The addendum describes procedures based on the CECL model that the credit union implemented as part of adoption. More specifically, the Addendum includes a requirement that credit unions that use a third-party or internally developed CECL tool have their CECL model validation performed as part of its annual audit procedures.  For internally developed models (i.e. excel-based models), credit unions must confirm that an “independent validation is performed by individuals who do not have a role in determining the ACL value. This validation can be performed by individuals internal or external to the credit union.” Additionally, for all third-party models (i.e. software), credit unions must obtain an external validation of the third-party model.  

Model validation is the set of processes and activities intended to verify that models are performing as expected and in line with their design objectives and business uses. An effective model validation challenges the model’s data, design, assumptions, and estimates, assesses if proper governance has been established, and finally back-tests the assumptions to actual performance. All model components from the front-end model governance to the back-end reporting analytics and everything in between (data inputs, assumptions, forecasting) should be part of the validation process. SR 11-7 describes the key elements of a comprehensive validation as: 

  • Evaluation of conceptual soundness: assessing the quality of the model design and construction as well as the documentation supporting the methods used and variables selected.
  • Ongoing monitoring: confirming that the model is appropriately implemented and is being used and performing as intended.
  • Outcomes analysis: comparing model outs to corresponding actual outcomes.

Additionally, model validations should be implemented on an ongoing basis to allow management to identify new potential risks and limitations as the organization and the economic landscape continue to evolve over time. As part of the updated Addendum, the NCUA is stating that credit unions have their CECL models validated as part of the annual audit requirements as the risks associated with CECL model results have a larger possible adverse impact to the financial institution’s financial statements than other regulatory required models such as ALM, BSA/AML or Fair Lending that may be validated on a less frequent basis and do not directly impact entity’s financial statements. 
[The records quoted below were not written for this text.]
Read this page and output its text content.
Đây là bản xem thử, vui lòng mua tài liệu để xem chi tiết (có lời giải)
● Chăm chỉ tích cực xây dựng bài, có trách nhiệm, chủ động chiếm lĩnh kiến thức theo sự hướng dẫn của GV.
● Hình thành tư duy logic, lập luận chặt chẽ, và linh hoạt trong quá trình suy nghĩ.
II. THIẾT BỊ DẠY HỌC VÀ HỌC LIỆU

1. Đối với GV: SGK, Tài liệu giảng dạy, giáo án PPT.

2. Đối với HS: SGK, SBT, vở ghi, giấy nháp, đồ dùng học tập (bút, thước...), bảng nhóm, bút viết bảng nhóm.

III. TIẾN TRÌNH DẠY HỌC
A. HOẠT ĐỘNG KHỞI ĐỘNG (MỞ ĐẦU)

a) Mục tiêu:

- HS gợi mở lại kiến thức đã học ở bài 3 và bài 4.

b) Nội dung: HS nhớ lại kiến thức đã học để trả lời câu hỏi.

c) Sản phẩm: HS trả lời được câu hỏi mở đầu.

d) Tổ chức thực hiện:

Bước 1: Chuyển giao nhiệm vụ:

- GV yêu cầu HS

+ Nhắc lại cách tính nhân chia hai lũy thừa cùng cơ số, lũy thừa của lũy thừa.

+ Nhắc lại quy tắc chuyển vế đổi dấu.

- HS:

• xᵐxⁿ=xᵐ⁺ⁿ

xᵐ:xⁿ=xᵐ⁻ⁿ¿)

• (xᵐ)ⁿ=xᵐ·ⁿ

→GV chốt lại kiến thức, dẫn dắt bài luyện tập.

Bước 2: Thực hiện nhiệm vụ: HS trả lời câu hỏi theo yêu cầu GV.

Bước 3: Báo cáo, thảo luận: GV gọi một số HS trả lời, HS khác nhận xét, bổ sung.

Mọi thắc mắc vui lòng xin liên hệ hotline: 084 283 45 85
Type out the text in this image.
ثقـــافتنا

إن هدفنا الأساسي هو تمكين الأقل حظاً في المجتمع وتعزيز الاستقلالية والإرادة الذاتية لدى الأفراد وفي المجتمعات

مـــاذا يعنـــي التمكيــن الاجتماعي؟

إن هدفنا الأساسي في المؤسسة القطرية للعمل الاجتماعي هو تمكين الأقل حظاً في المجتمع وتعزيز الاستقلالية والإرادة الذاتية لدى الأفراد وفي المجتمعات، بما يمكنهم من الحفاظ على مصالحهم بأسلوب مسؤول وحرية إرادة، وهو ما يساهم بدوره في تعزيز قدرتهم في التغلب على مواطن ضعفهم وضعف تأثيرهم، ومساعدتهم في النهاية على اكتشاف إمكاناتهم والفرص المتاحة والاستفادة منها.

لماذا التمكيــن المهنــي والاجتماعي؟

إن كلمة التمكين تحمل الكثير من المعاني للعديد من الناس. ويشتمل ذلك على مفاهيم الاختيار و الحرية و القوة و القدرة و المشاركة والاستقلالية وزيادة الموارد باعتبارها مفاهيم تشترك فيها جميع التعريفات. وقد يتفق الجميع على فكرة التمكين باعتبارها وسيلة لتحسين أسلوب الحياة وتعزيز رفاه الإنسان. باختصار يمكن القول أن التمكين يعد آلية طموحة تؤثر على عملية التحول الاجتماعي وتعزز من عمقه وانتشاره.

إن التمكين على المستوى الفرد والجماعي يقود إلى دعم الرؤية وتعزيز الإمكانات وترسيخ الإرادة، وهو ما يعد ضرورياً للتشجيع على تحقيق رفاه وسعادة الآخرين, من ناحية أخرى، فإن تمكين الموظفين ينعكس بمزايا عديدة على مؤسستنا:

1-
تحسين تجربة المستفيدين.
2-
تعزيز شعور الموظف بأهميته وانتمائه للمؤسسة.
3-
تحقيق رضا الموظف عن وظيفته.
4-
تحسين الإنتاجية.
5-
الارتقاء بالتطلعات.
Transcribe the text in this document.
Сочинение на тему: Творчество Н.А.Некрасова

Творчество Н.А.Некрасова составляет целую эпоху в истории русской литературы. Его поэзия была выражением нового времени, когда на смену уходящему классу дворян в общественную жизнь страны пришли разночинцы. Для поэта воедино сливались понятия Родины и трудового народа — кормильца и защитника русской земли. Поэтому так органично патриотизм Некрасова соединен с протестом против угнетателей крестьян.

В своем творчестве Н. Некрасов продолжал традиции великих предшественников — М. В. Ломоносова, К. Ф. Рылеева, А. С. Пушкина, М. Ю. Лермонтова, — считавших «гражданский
Baker Tilly model validation specialists have completed several hundred CECL model validations since CECL was introduced and our approach adheres to all applicable model validation frameworks described above. Aside from checking the regulatory box, our model validations provide insights into the model and its processes, model governance and internal controls to help our clients identify data issues or gaps and user challenges and enhance transparency of the model functionality. Additionally, we provide recommendations to strengthen current CECL frameworks to align more strategically with the financial institution operations. Management and users of CECL models can gain full confidence in the model that was chosen and its appropriateness to their institution.  

Key takeaways from our comprehensive model validation include: 

  • Model governance, documentation, internal controls, and qualitative factor frameworks are just as important as the CECL estimate. Credit Unions need to own the assumptions and the development and application of those assumptions inside and outside of the model. 
  • Data extract, transfer and load processes need to be re-evaluated on an ongoing basis to ensure correct mapping of contractual data inputs into the model, especially on cash flow specific CECL models.  
  • Sensitivity analyses, back testing and stress-testing of key assumptions should be implemented on an ongoing basis to identify impacts of changing economic landscapes to the bank’s future CECL estimates.